3) Sabe-se que se ocorrer um aquecimento exagerado no momento da fixação do esfregaço, as bactérias G+ passam a se comportar como G-. Por que isso ocorre?
Isto ocorre pois a alta temperatura acaba alterando a estrutura da parede celular das bactérias, fazendo que com o corante Cristal Violeta e o lugol não se fixem de maneira satisfatória.
4) Em geral, os corantes não penetram nas células vivas. Qual a relação entre esta informação e as etapas que você seguiu para realizar a coloração de Gram?
Os corantes combinam-se quimicamente com protoplasma bacteriano; se a célula ainda não estiver morta, o próprio processo de coloração irá destruí-la. Por conseguinte, trata-se de um processo drástico, possível de produzir artefatos.
5) Quem idealizou o método de Gram? Qual a primeira bactéria a ser visualizada com esta técnica?
Foi inicialmente descoberta pelo médico dinamarquês Hans Chistian Joachim Gram (1853 - 1958) em 1884 buscando melhorias na visualização microscópica de amostras infectadas.
6) Qual a função da coloração de Gram?
Consiste no tratamento sucessivo de um esfregaço bacteriano, fixado pelo calor, com os reagentes cristal violeta, lugol, etanol-acetona e fucsina básica. Essa técnica permite a separação de amostras bacterianas em Gram-positivas e Gram-negativas e a determinação da morfologia e do tamanho das amostras analisadas.
O método da coloração de Gram é baseado na capacidade das paredes celulares de bactérias Gram-positivas de reterem o corante cristal violeta no citoplasma durante um tratamento com etanol-acetona enquanto que as paredes celulares de bactérias Gram-negativas não o fazem.
7) Pesquise sobre a coloração negativa para cápsulas bacterianas e coloração para endósporos (indique função e corantes usados).
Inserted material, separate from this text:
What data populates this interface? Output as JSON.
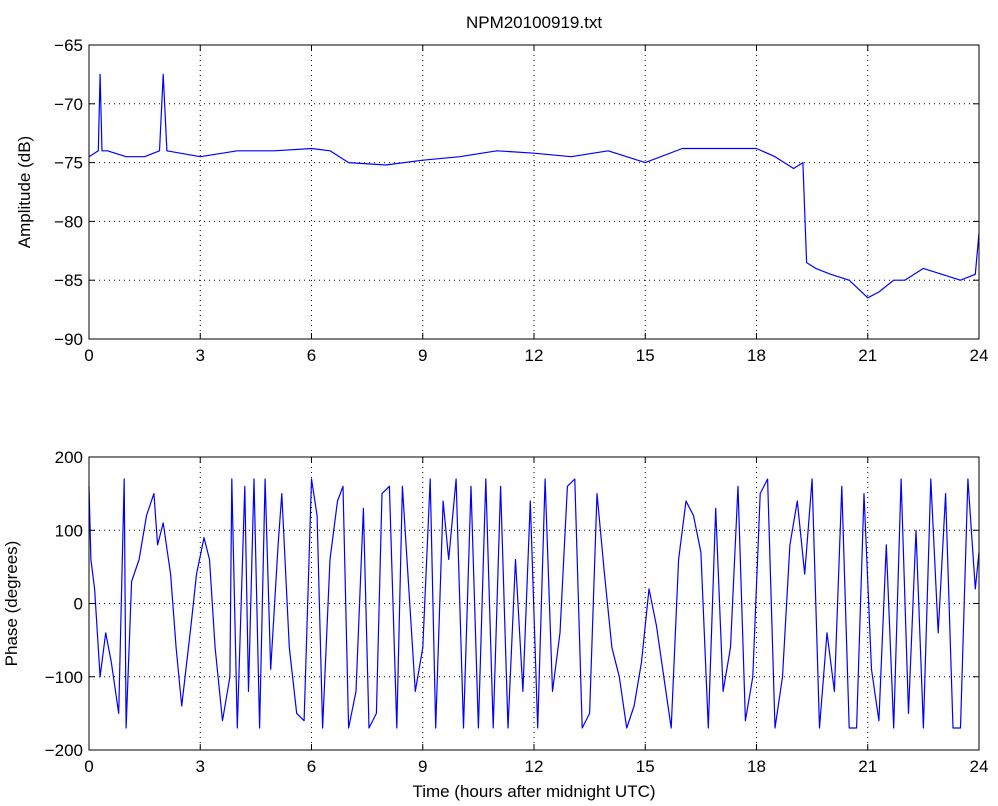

Coloração Negativa para Cápsulas: Alguns microorganismos possuem um revestimento gelatinoso denominado cápsula que se pode determinar a virulência do organismo.Esta coloração é mais difícil, pois a materiais capsulares são solúveis em água, que podem ser desalojados ou removidos durante a lavagem. Assim, pode-se fazer uma solução coloidal fina de partículas coradas (tinta nanquim ou nigrosina) para fornecer um fundo escuro e depois corar por coloração simples, por safranina, por exemplo. Devido a composição química, a cápsula nega a maioria dos corantes biológicos, como a safranina, e o uso do nanquim faz uma coloração negativa, evidenciando o contraste entre o fundo, circundante, e a cápsula.
Coloração para Endósporos: Em condições ambientais adversas, forma-se dentro da célula, uma estrutura resistente, dormente, o Endósporo (Esporo). Os esporos não podem ser corados por métodos comuns, de forma que é usado a técnica de Schaeffer – Fulton, onde o verde malaquita é aplicada em esfregaço por calor e aquecido por 5mim (aproximadamente), lava-se por 30 segundos e em seguida aplica-se a safranina para corar as partes da célula que não é endósporo.
Ocular: 10
Objetiva: 100
Aumento: 1000
A que grupo (Gram) pertence o micro-organismo visualizado?
A cultura em placa observada é Gram Negativo.
Ocular: 10
Objetiva: 100
Aumento: 1000
A grupo que (Gram) pertence o micro-organismo visualizado?
A cultura presente no Iogurte é de Gram Positivo.